The movie features a number of High Points. The acting is strong. The bomber threat, which suits the film genre, has been added without significantly damaging the time-bending, mind-frakking source story. However, one interesting High Point is the timeframe. Heinlein wrote the source tale in 1958; he sold it a year later. Most of his story takes place in an imagined near-future which is now our past. The Spierigs maintain the original dates, and what we see are only slightly-altered versions of the history we know, with the addition of top-secret time-travel and a slightly expanded space program. New York in the 1970s has the expected tacky clothing. People in the mid-1960s watch mid-1960s TV programs. The Spierigs actually make the settings work.

Low Points

The adaptation preserves a lot of the original spoken narration, which works fine in a written story but can seem slow-moving in a visual medium.

The Scores:

Originality: 1/6 Despite the addition of a serial bomber, the story stays quite close to the source material—concepts Heinlein and others had already addressed1 and have revisited many times.

Effects: 5/6

Acting: 6/6 The film received a number of acting-related nominations and awards, and deservedly so. Sarah Snook stands out in a film of strong performances.

Production: 5/6

Story: 6/6 Since I already knew the story, I cannot really determine if the twists, as presented here, are too predictable or not. Does anyone have an opinion on the matter?

Emotional Response: 5/6

Overall: 5/6

In total, Predestination receives 33/42

Note

1. Heinlein’s “By His Bootstraps” (1941) shares much with this story, although “ ’—All You Zombies—’ ” may be the most bizarre ontological exploration in SF history. David Gerrold’s The Man Who Folded Himself owes much to “ ’—All You Zombies—’ ”.

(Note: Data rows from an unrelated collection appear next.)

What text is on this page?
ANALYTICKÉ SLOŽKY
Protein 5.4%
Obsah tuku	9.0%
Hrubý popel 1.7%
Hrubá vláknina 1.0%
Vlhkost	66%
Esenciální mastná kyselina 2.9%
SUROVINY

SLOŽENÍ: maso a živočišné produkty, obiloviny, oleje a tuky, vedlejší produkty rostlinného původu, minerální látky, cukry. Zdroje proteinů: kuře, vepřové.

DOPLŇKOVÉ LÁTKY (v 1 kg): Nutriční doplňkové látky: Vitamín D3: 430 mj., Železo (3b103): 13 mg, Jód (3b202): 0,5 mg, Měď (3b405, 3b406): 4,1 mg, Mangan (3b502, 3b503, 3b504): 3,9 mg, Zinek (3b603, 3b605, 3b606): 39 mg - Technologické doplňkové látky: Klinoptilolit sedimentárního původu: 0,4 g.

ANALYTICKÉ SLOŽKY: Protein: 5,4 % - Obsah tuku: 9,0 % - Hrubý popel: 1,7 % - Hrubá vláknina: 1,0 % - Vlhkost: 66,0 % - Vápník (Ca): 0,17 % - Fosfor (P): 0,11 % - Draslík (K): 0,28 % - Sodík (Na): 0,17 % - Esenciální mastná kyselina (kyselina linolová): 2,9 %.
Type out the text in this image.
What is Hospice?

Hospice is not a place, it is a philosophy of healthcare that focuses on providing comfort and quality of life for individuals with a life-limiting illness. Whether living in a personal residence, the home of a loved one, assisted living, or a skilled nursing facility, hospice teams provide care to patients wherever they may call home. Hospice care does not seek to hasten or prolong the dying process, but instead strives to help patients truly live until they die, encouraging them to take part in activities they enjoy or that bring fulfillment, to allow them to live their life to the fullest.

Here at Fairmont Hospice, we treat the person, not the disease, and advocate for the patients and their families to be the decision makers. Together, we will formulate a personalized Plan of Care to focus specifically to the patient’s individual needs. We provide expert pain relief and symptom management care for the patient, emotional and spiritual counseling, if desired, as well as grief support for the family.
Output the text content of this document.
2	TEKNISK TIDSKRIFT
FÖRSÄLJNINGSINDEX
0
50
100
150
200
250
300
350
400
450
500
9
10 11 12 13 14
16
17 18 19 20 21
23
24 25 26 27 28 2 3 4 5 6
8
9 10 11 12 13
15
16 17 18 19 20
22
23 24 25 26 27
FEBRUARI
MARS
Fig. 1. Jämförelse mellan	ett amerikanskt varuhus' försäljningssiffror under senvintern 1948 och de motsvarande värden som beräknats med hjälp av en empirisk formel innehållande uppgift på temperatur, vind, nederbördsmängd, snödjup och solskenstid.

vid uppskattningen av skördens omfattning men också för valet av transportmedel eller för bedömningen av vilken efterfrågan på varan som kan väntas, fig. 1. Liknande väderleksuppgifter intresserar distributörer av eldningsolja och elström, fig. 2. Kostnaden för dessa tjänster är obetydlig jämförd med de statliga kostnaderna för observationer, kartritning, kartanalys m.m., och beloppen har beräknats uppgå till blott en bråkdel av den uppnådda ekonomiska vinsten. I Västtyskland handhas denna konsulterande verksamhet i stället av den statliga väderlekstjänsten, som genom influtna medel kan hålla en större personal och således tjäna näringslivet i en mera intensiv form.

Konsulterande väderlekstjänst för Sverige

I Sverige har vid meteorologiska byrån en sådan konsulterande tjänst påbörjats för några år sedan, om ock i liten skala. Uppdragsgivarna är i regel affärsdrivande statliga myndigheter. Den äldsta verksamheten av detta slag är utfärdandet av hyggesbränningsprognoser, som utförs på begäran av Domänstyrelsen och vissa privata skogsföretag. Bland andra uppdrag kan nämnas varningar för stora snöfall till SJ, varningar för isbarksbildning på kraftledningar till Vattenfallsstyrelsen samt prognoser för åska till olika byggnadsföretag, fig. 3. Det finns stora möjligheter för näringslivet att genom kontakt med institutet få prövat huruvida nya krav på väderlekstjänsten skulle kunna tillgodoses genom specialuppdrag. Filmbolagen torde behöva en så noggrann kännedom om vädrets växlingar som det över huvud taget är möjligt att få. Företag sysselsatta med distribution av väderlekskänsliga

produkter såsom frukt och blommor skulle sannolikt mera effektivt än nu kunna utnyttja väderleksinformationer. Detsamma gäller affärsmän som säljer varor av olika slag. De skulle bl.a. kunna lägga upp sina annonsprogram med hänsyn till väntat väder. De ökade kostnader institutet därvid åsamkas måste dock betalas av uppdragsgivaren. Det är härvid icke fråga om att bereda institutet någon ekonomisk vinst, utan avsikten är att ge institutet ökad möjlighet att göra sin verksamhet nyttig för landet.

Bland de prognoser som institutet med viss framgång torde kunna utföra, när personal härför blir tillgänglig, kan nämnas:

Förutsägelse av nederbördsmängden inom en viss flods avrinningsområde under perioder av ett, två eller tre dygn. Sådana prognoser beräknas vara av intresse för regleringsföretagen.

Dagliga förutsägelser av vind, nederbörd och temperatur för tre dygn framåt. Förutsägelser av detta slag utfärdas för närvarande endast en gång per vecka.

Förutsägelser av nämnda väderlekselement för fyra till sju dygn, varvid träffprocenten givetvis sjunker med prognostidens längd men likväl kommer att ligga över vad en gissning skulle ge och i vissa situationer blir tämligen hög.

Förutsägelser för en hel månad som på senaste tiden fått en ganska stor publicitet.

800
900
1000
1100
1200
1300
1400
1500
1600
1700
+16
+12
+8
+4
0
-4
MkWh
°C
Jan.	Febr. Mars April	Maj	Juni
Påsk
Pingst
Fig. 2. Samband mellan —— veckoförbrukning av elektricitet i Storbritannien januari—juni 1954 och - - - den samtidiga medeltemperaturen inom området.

3 replies on “Weekend Review: Predestination”

  1. My wife and I watched this and loved it, it wasn’t until I got to this page that we’ve learned it was a Heinlein tale. All of the twists seemed to have the appropriate amount of foreshadowing, so that you figure it out a bit before it’s actually confirmed.

    • That was our sense of it as well. If I didn’t know the story, I think I would’ve figured out most of it before the actual reveal.

  2. I missed this when it came out. I haven’t read the original novel (but I now plan to). I’d say that the twists were certainly foreshadowed, but it only really came together for me just before the characters confirmed it on the screen (except the very last one; I had that one practically from the beginning, but I think that’s just perils of being genre-savvy).

    Anyway, thanks for this review; without it I would probably have continued to be ignorant of this great flick.